At the airport waiting for the flight home. Should be back in Vancouver in 11 hours and home in about 15 or 16. Today we took the metro to the historic center of Mexico City. (ps: the Mexican Metro is set up the same as the French Metro. Easy peasy!). We visited an archaeological site that basically shows 7 different evolutions of the buildings and the people that lived in them.

It is kinda crazy when you can see what the modern day buildings are built on top of. Yesterday we ended up taking a bus to Teotihuacan. Teotihuacan is an interesting place but most of it is scorched earth with no shade. (kind of like The Kumsheen Resort in the pre-pool/pre-air conditioning days) Not a good day to forget the sunscreen!
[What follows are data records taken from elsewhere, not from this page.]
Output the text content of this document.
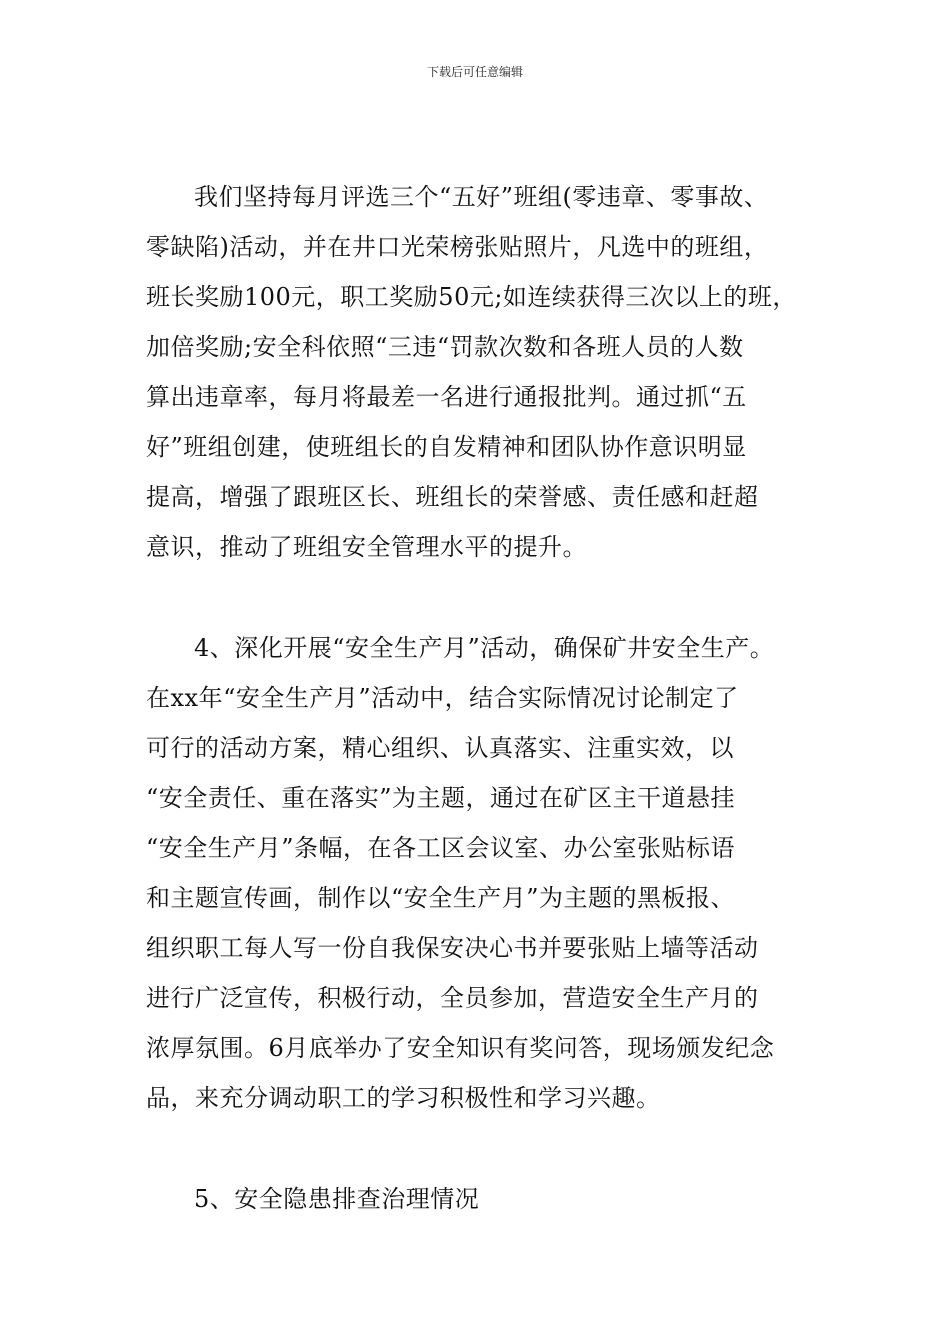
下载后可任意编辑
我们坚持每月评选三个“五好”班组(零违章、零事故、
零缺陷)活动，并在井口光荣榜张贴照片，凡选中的班组，
班长奖励100元，职工奖励50元;如连续获得三次以上的班，
加倍奖励;安全科依照“三违“罚款次数和各班人员的人数
算出违章率，每月将最差一名进行通报批判。通过抓“五
好”班组创建，使班组长的自发精神和团队协作意识明显
提高，增强了跟班区长、班组长的荣誉感、责任感和赶超
意识，推动了班组安全管理水平的提升。
4、深化开展“安全生产月”活动，确保矿井安全生产。
在xx年“安全生产月”活动中，结合实际情况讨论制定了
可行的活动方案，精心组织、认真落实、注重实效，以
“安全责任、重在落实”为主题，通过在矿区主干道悬挂
“安全生产月”条幅，在各工区会议室、办公室张贴标语
和主题宣传画，制作以“安全生产月”为主题的黑板报、
组织职工每人写一份自我保安决心书并要张贴上墙等活动
进行广泛宣传，积极行动，全员参加，营造安全生产月的
浓厚氛围。6月底举办了安全知识有奖问答，现场颁发纪念
品，来充分调动职工的学习积极性和学习兴趣。
5、安全隐患排查治理情况
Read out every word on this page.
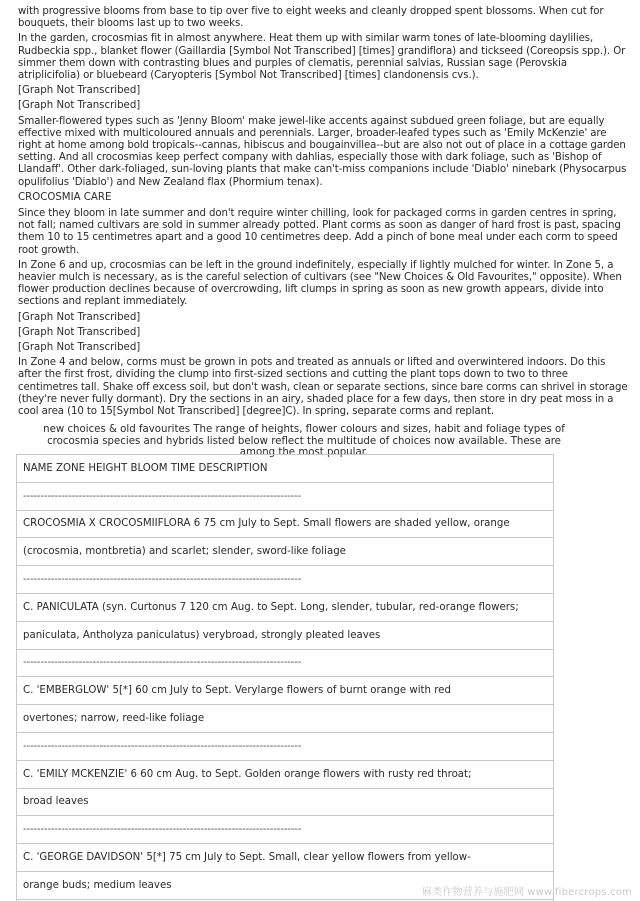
with progressive blooms from base to tip over five to eight weeks and cleanly dropped spent blossoms. When cut for bouquets, their blooms last up to two weeks.

In the garden, crocosmias fit in almost anywhere. Heat them up with similar warm tones of late-blooming daylilies, Rudbeckia spp., blanket flower (Gaillardia [Symbol Not Transcribed] [times] grandiflora) and tickseed (Coreopsis spp.). Or simmer them down with contrasting blues and purples of clematis, perennial salvias, Russian sage (Perovskia atriplicifolia) or bluebeard (Caryopteris [Symbol Not Transcribed] [times] clandonensis cvs.).

[Graph Not Transcribed]

[Graph Not Transcribed]

Smaller-flowered types such as 'Jenny Bloom' make jewel-like accents against subdued green foliage, but are equally effective mixed with multicoloured annuals and perennials. Larger, broader-leafed types such as 'Emily McKenzie' are right at home among bold tropicals--cannas, hibiscus and bougainvillea--but are also not out of place in a cottage garden setting. And all crocosmias keep perfect company with dahlias, especially those with dark foliage, such as 'Bishop of Llandaff'. Other dark-foliaged, sun-loving plants that make can't-miss companions include 'Diablo' ninebark (Physocarpus opulifolius 'Diablo') and New Zealand flax (Phormium tenax).

CROCOSMIA CARE

Since they bloom in late summer and don't require winter chilling, look for packaged corms in garden centres in spring, not fall; named cultivars are sold in summer already potted. Plant corms as soon as danger of hard frost is past, spacing them 10 to 15 centimetres apart and a good 10 centimetres deep. Add a pinch of bone meal under each corm to speed root growth.

In Zone 6 and up, crocosmias can be left in the ground indefinitely, especially if lightly mulched for winter. In Zone 5, a heavier mulch is necessary, as is the careful selection of cultivars (see "New Choices & Old Favourites," opposite). When flower production declines because of overcrowding, lift clumps in spring as soon as new growth appears, divide into sections and replant immediately.

[Graph Not Transcribed]

[Graph Not Transcribed]

[Graph Not Transcribed]

In Zone 4 and below, corms must be grown in pots and treated as annuals or lifted and overwintered indoors. Do this after the first frost, dividing the clump into first-sized sections and cutting the plant tops down to two to three centimetres tall. Shake off excess soil, but don't wash, clean or separate sections, since bare corms can shrivel in storage (they're never fully dormant). Dry the sections in an airy, shaded place for a few days, then store in dry peat moss in a cool area (10 to 15[Symbol Not Transcribed] [degree]C). In spring, separate corms and replant.

new choices & old favourites The range of heights, flower colours and sizes, habit and foliage types of crocosmia species and hybrids listed below reflect the multitude of choices now available. These are among the most popular.

NAME ZONE HEIGHT BLOOM TIME DESCRIPTION
--------------------------------------------------------------------------------
CROCOSMIA X CROCOSMIIFLORA 6 75 cm July to Sept. Small flowers are shaded yellow, orange
(crocosmia, montbretia) and scarlet; slender, sword-like foliage
--------------------------------------------------------------------------------
C. PANICULATA (syn. Curtonus 7 120 cm Aug. to Sept. Long, slender, tubular, red-orange flowers;
paniculata, Antholyza paniculatus) verybroad, strongly pleated leaves
--------------------------------------------------------------------------------
C. 'EMBERGLOW' 5[*] 60 cm July to Sept. Verylarge flowers of burnt orange with red
overtones; narrow, reed-like foliage
--------------------------------------------------------------------------------
C. 'EMILY MCKENZIE' 6 60 cm Aug. to Sept. Golden orange flowers with rusty red throat;
broad leaves
--------------------------------------------------------------------------------
C. 'GEORGE DAVIDSON' 5[*] 75 cm July to Sept. Small, clear yellow flowers from yellow-
orange buds; medium leaves
麻类作物营养与施肥网 www.fibercrops.com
Oops!

I would have enjoyed the site a lot more if there weren’t so many touts and chatzski sellers trying to sell their crappy crap to me every second step.  So annoying!

The bus ride on the way there should have been a good indication of what to expect. For the hour long drive there the driver kept picking up people selling ice cream, candy, cold drinks etc. And then he picked up Mexican Stevie Wonder who serenaded us for about 20 minutes. Jon took some good video. (NB: Video to be added after we get home. I’m not that technologically advanced when we’re on the road!)

The bus ride home was 2/3 the price of the one there and I’m guessing there was some sort of deal for standing room only.  We are still alive, so no worries. Maybe Greyhound should look into new pricing policies?

More on the bus system later friends, must go find Squatzi some more clothes.